Mais la justice suffit-elle à définir l'ordre
de la
cité? Une cité fondée sur une alliance établie en vue d'empêcher les
injustices réciproques et
de favoriser les échanges remplit-elle
toutes les
fins de la cité ?
Aristote affirme l'insuffisance de la justice et la nécessité
politique de
l'amitié.
L'amitié n'est pas un
supplément, un moyen de vivre
agréablement dans des cités qui pourraient se passer d'elle, mais quelque
chose d'essentiel à la cité elle-même, tout en étant au-delà de l'ordre
juridique strict.
Toute cité est faite d'hommes divers.
Toute cité suppose donc un
lien
entre les individus qui la composent.
Ce lien, selon Aristote, est l'amitié.
Mais l'amitié n'est-elle pas purement d'ordre
affectif?
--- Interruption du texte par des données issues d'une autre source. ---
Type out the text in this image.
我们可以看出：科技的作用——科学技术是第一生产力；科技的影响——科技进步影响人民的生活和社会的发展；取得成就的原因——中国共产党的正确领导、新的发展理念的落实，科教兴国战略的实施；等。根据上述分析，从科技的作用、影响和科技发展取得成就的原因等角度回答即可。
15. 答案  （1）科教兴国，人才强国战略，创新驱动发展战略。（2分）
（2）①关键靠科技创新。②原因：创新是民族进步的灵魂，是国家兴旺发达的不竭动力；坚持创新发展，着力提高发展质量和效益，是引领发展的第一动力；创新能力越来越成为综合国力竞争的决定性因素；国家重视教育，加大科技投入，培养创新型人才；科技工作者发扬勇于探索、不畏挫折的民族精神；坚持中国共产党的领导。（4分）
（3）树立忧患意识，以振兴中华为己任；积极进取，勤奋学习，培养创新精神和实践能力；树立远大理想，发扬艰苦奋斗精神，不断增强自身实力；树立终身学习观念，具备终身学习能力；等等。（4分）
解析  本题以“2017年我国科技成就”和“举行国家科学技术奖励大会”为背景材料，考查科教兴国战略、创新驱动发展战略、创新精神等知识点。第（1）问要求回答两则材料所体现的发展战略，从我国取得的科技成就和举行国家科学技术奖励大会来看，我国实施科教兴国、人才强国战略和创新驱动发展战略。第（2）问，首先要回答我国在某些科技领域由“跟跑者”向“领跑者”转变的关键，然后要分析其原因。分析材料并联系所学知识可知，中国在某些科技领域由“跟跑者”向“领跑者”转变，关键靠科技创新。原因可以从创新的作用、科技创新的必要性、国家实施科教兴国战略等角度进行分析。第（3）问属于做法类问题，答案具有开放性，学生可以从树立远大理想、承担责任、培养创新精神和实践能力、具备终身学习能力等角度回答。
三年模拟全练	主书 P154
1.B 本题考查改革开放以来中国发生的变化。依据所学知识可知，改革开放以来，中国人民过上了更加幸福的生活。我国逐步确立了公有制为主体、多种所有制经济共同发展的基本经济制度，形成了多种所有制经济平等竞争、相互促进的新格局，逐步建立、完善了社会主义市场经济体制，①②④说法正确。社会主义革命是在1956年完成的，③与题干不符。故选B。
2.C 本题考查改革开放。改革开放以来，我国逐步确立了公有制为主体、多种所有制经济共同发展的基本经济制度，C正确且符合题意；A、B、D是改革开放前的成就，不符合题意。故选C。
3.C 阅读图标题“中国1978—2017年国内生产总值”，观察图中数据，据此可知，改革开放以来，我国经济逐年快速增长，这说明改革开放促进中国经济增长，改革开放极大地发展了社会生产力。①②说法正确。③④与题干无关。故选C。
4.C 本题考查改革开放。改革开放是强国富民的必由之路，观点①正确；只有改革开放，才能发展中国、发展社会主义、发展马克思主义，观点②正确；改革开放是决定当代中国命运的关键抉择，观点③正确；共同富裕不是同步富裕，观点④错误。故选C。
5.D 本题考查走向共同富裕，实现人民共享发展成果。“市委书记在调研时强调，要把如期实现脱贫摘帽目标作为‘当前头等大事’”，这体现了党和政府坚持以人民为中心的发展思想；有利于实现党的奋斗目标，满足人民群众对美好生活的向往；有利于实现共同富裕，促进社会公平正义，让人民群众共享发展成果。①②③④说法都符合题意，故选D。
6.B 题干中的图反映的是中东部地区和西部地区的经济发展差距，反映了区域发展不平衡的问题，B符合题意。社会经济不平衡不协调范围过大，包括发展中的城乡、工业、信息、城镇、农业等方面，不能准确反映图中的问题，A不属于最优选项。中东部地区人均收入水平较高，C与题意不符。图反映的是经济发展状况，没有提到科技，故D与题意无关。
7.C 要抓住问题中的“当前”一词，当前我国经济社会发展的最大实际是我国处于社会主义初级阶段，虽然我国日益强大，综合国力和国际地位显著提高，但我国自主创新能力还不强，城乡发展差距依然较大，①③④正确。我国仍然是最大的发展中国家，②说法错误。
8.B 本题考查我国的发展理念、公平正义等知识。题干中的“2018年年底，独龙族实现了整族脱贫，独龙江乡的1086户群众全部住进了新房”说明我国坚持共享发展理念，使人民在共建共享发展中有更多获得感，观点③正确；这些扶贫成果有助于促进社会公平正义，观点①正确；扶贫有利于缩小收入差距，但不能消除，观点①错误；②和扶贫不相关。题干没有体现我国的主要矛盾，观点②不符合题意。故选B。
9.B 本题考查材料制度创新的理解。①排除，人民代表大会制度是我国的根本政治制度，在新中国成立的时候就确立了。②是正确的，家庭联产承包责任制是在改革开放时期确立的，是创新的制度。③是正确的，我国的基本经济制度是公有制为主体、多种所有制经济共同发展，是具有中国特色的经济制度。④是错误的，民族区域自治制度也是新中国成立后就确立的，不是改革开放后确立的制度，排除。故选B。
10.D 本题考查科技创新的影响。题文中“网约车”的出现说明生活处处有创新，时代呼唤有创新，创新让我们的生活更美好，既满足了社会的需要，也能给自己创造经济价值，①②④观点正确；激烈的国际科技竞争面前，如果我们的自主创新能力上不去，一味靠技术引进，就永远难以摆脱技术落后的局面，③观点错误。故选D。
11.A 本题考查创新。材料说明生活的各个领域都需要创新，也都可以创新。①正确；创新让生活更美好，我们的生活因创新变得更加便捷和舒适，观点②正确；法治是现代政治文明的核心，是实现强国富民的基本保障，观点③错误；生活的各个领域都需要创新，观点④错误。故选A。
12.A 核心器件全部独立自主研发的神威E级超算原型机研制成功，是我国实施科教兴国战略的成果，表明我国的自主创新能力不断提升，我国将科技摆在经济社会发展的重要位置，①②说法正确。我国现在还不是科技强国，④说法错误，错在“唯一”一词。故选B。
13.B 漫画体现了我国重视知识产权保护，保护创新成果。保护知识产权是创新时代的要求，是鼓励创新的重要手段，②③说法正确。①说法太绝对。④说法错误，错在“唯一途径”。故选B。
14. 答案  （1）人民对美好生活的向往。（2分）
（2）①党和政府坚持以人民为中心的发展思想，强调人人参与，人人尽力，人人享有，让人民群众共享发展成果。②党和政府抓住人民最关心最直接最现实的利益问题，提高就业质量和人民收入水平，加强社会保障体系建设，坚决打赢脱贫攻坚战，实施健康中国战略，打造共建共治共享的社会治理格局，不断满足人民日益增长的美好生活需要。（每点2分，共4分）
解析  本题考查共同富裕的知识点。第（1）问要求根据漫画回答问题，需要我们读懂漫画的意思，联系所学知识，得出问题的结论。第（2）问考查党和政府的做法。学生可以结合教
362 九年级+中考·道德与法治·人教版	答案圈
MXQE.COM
Ici, l'amitié
apparaît comme l'effet d'une nécessité politique : même le législateur s'en
préoccupe, comme s'il fallait rechercher quelque chose qui est plus
et
autre que politique, l'amitié, de préférence à ce qui est purement
politique, pour que l'ordre politique lui-même puisse exister.
C'est que la
cité
est «une communauté du bien-vivre», et non une communauté
strictement juridique, défensive et économique.
Il existe certes une amitié contingente
et particulière, qui naît entre
certains individus dans la cité sans avoir rapport
à la cité.
Ainsi peuvent
se constituer des groupes qui sont comme étrangers au reste de la cité et
se constituent contre elle.
C'est ainsi que naissent les factions.
Ce que veut le législateur sous le nom de concorde, c'est une sorte
d'amitié coextensive à la cité elle-même : une amitié entre tous les
citoyens
comme tels, non une amitié entre certains citoyens qui les
séparerait des autres, et un accord de tous sur leurs intérêts communs : en
un mot
la volonté de bien-vivre ensemble, ce qui est la fin même de la
cité.
La justice est insuffisante, car s'il n'y a que la justice, l'homme cherchera
l'amitié dans des groupes distincts de la cité, et celle-ci ne réalisera pas la
communauté du bien-vivre : le lien de réciprocité exige en plus un lien de
concorde, c'est-à-dire un lien d'amitié.
Mais, inversement, l'amitié semble
faire l'œuvre de la justice
et remplir sa fonction : ce n'est pas par stricte
justice mais par amitié que je donne son dû à mon ami, et à mon
concitoyen si nous sommes dans une cité véritable.
Car si l'amitié est la
plus haute forme de la justice, elle comprend en elle le reste de la justice,
alors que l'inverse n'est pas vrai..
»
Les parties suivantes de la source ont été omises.